I was sent by my dad to see a 'shrink for my nutcase son' but he just ended up sexually abusing me along with a senior doctor.
I hated medical professionals... i was abused by my sports teacher, his wife, and they regularly invited their friends to take part, a local policeman, a family doctor, a lawyer and another science teacher at my school. I never told my parents. Why would i? When i first told me dad what the sports teacher had done to me in the boys changing room at school he punished me by making me cut the back garden lawn with a pair of scissors.
My mum never once said anything to console me even when she saw me pulling my hair out, scratching my back till it was red raw and bled, or even when she saw the holes i had made in my arms with a maths compass. She just fed me more cake and pudding.

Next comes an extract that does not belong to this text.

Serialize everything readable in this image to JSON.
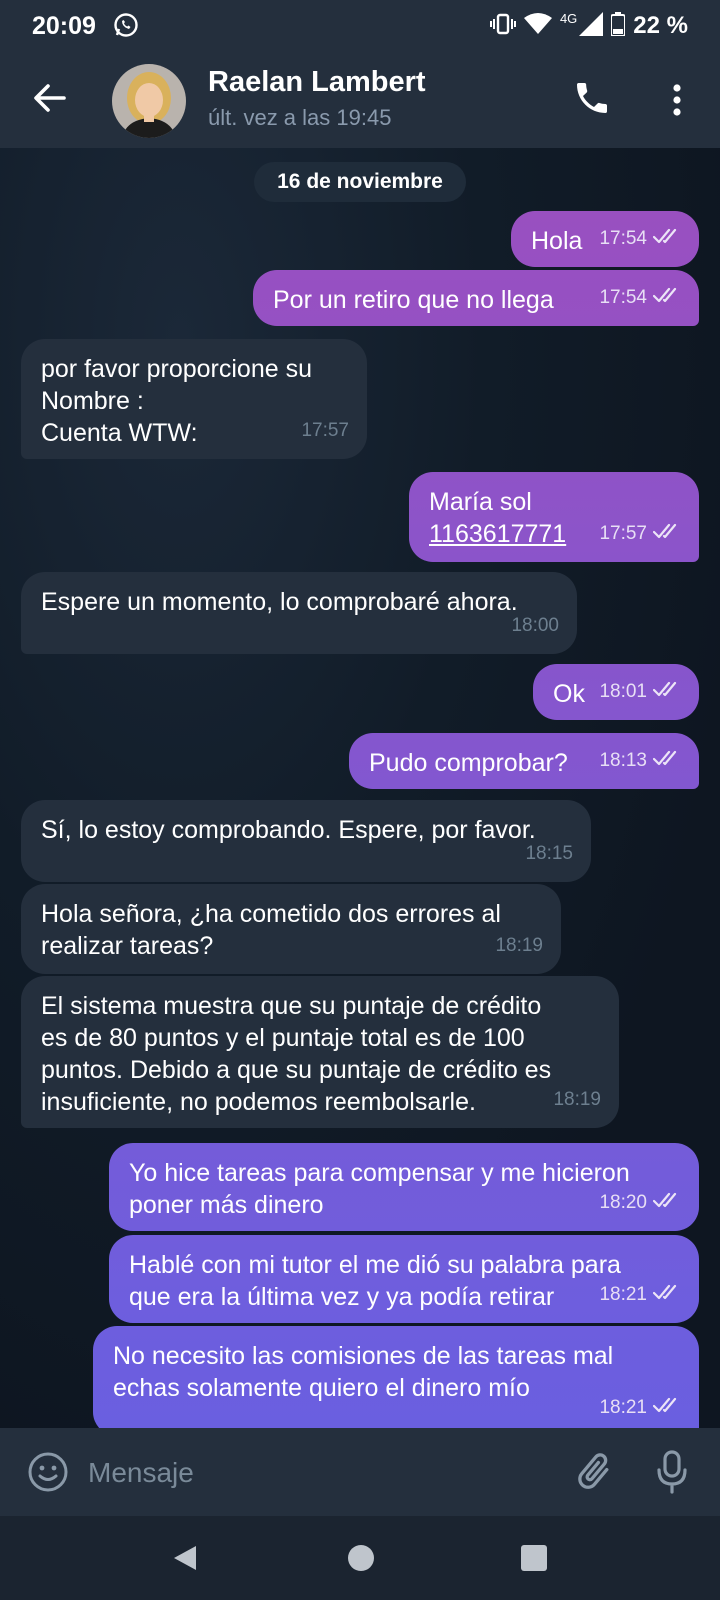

I've been emotionally handicapped all my adult life. I just can't connect with anyone. Theres a terrible painful emptiness inside me like i was never given the chance to learn about love when i was a child. I can't feel what other people can feel. That makes me incredibly sad... like my life was taken from me and i'm not really human. I can love my cats, i can love my two children but i can't love a woman. i don't know how to. This is difficult for me to understand. I don't trust other adults. I ignore everyone else around me when i'm in a public space like i'm walking around enclosed in a transparent bubble. Sometimes a woman might glance at me and i stare straight into her eyes until she breaks off eye contact. Maybe its freaky for them but when someone does catch my eye i never break eye contact... i can look at them and literally 'feel' their emotions.